Lagrein is mostly bottled as a varietal wine, though it’s a companion to Schiava in the aforementioned Santa Maddalena wines to add heft and structure. These wines are full-bodied and coat the tongue like velvet – but still with the region’s notable acidity and mineral edge. Red and black berry fruits, plum, violets as well as earthy notes can be found. Think beef, game, and aged cheeses when bringing this one to the dinner table. I’m also thinking a little smoky Texas BBQ. Because it’s definitely grilling season!

In my neck of the woods and looking for the red wines of Alto Adige-Südtirol? Our friends at Total Wine as well as local shops Vinology and Houston Wine Merchant have a few to try. And of course, always check Wine.com.

I was even able to find a Schiava rosé! And what a lovely rosé it was. With all the fresh, ripe fruit, it was like summer in a bottle.

Albino Armani Schiava Rosé

I have to say that articles like this remind that I’ve yet to really explore Italy during my travels.

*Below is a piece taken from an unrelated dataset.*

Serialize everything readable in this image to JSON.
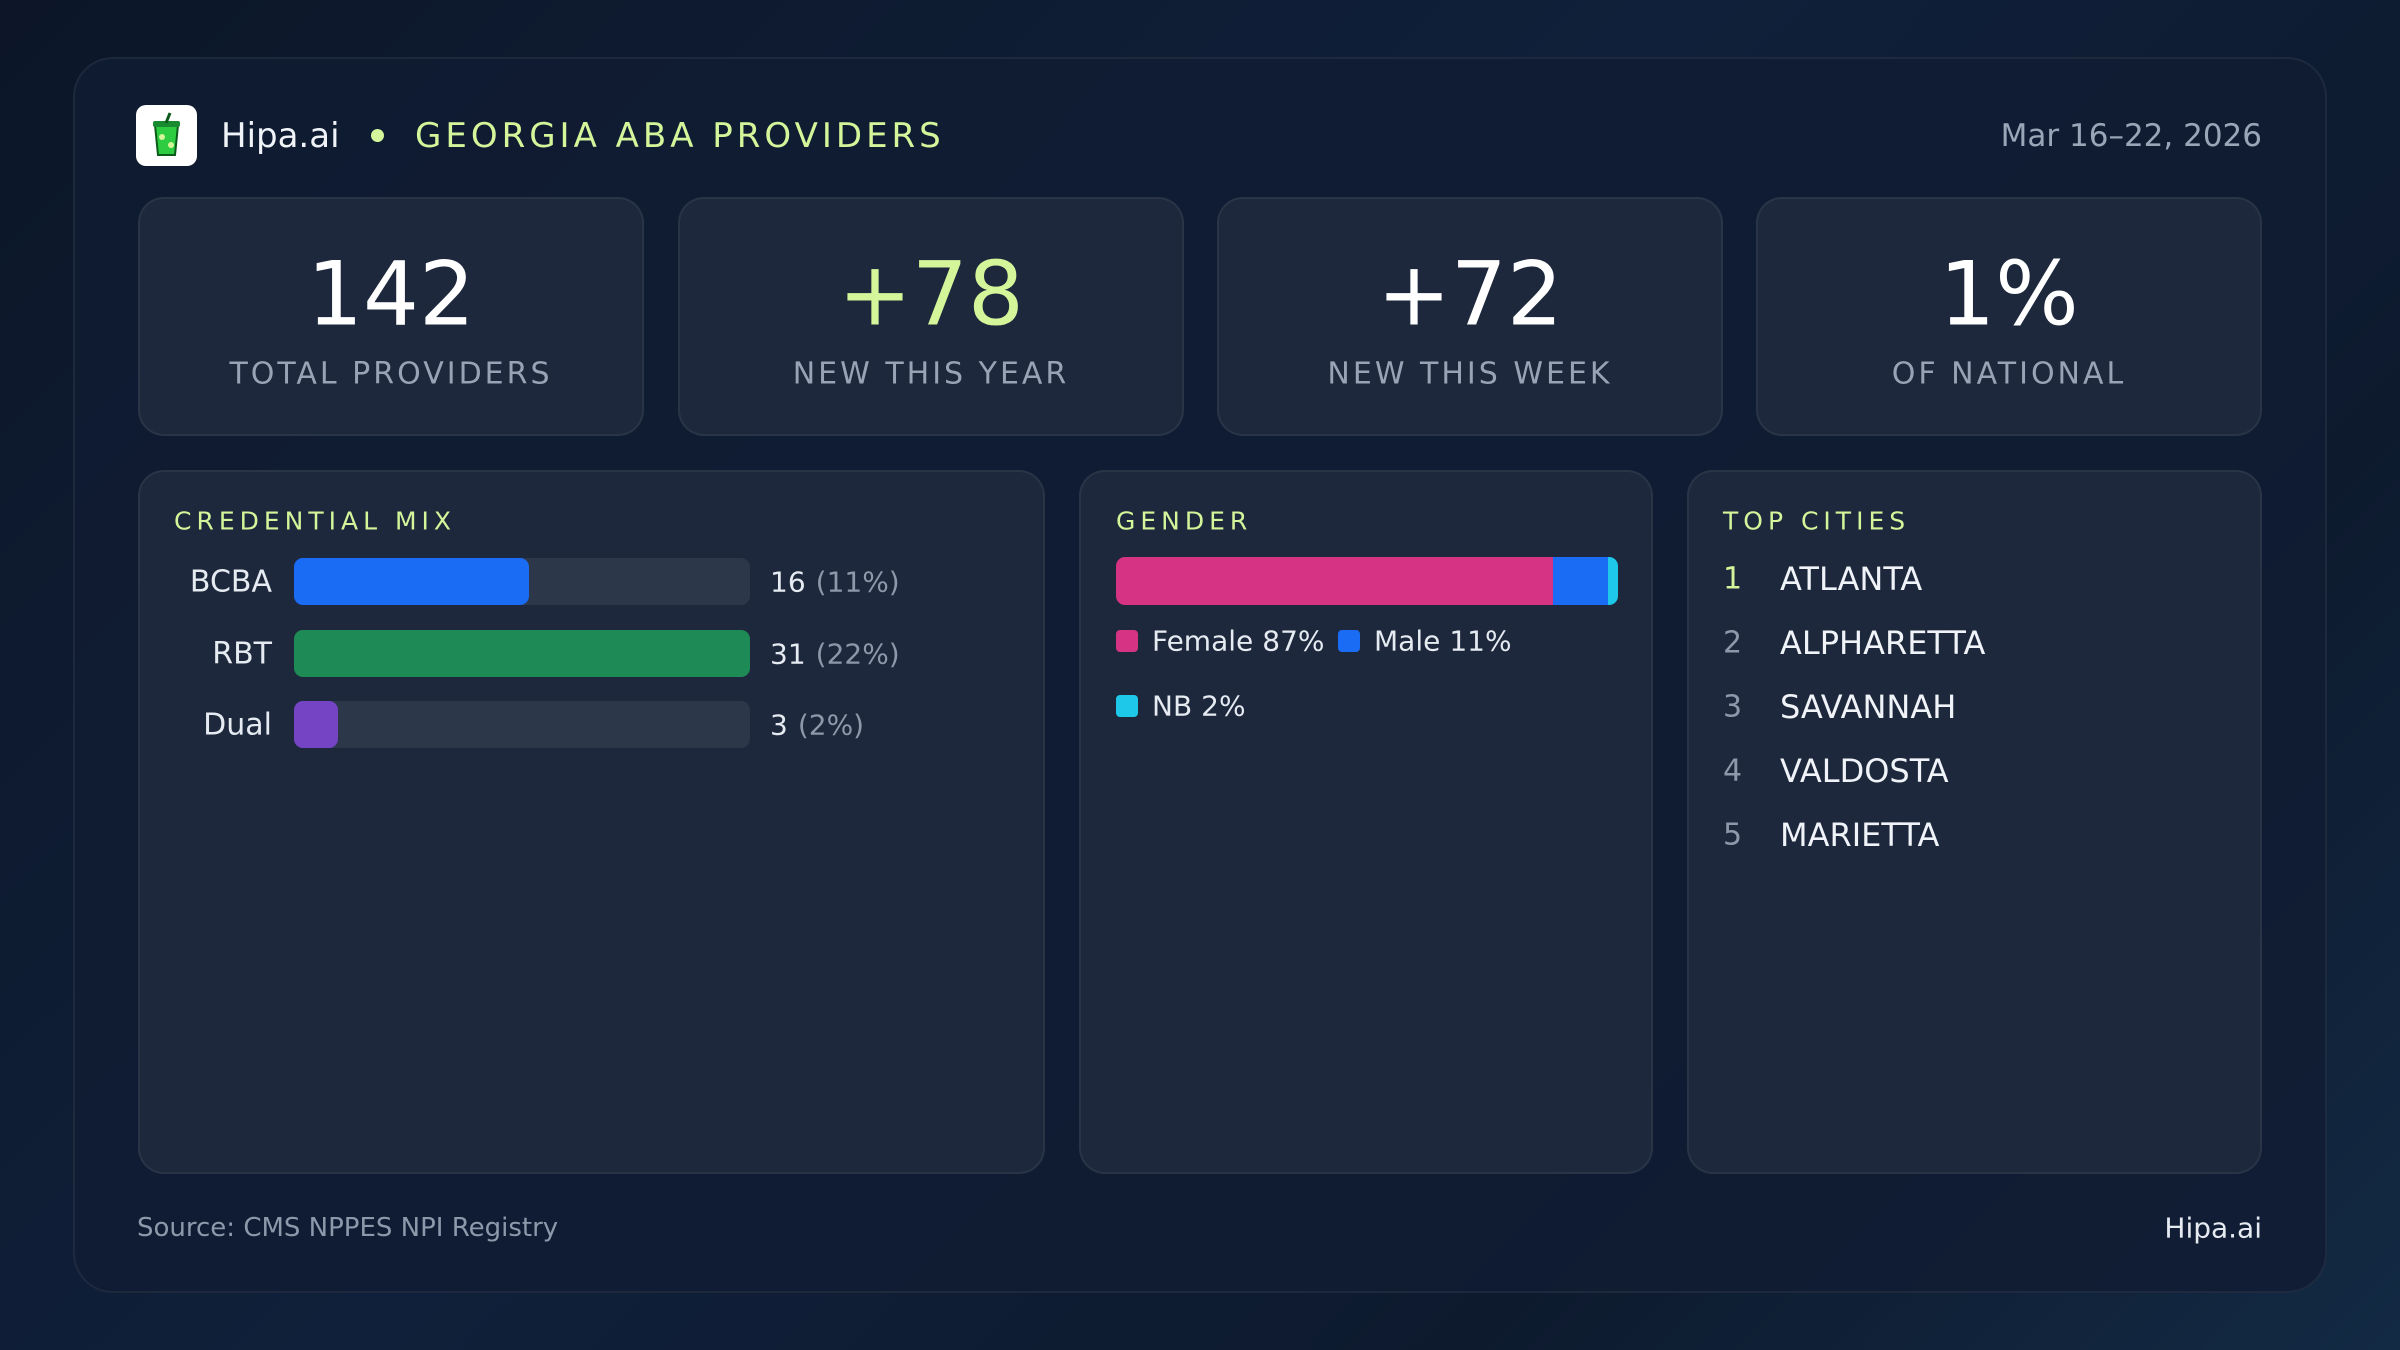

I’ve traveled all around it – Croatia, Slovenia, Austria, Germany, Switzerland, France and more – but only Venice when it comes to Italy. Well I’m going to fix that! And soon!

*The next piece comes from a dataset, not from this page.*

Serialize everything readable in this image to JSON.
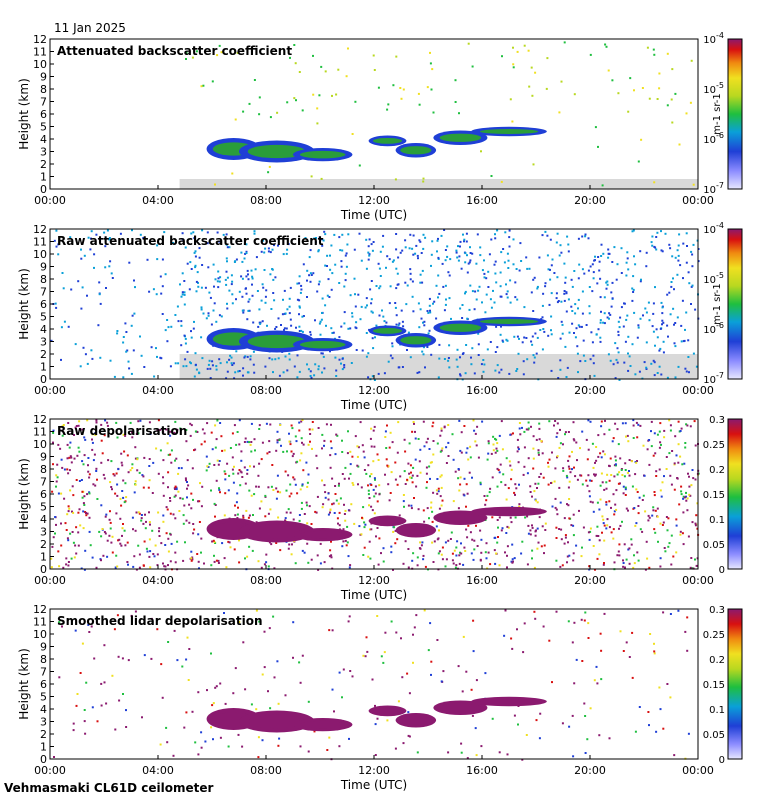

The Corkscrew Concierge in front of the Venice Grand Canal with “Boat Hair” and Sleep Deprived from a Delayed Flight

And while I’ve shared my thoughts on the indigenous red wines of Alto Adige-Südtirol, do take the opportunity to try some of the other reds of the region. That Pinot Nero aka Pinot Noir could be life changing.

Note: Cover Image Courtesy of Südtirol Wein – Vino Alto Adige Facebook


  1. Robin Renken
    3 years ago

    There are so many wonderful wines out there and I have not had a Schiava or a Langrein in way too long. While I’ve never visited, I’ve always found this to be a fascinating region. Add another to the bucket list!

    1. Kat
      3 years ago

      I agree, it’s such a fascinating region. I would love to visit in person one day.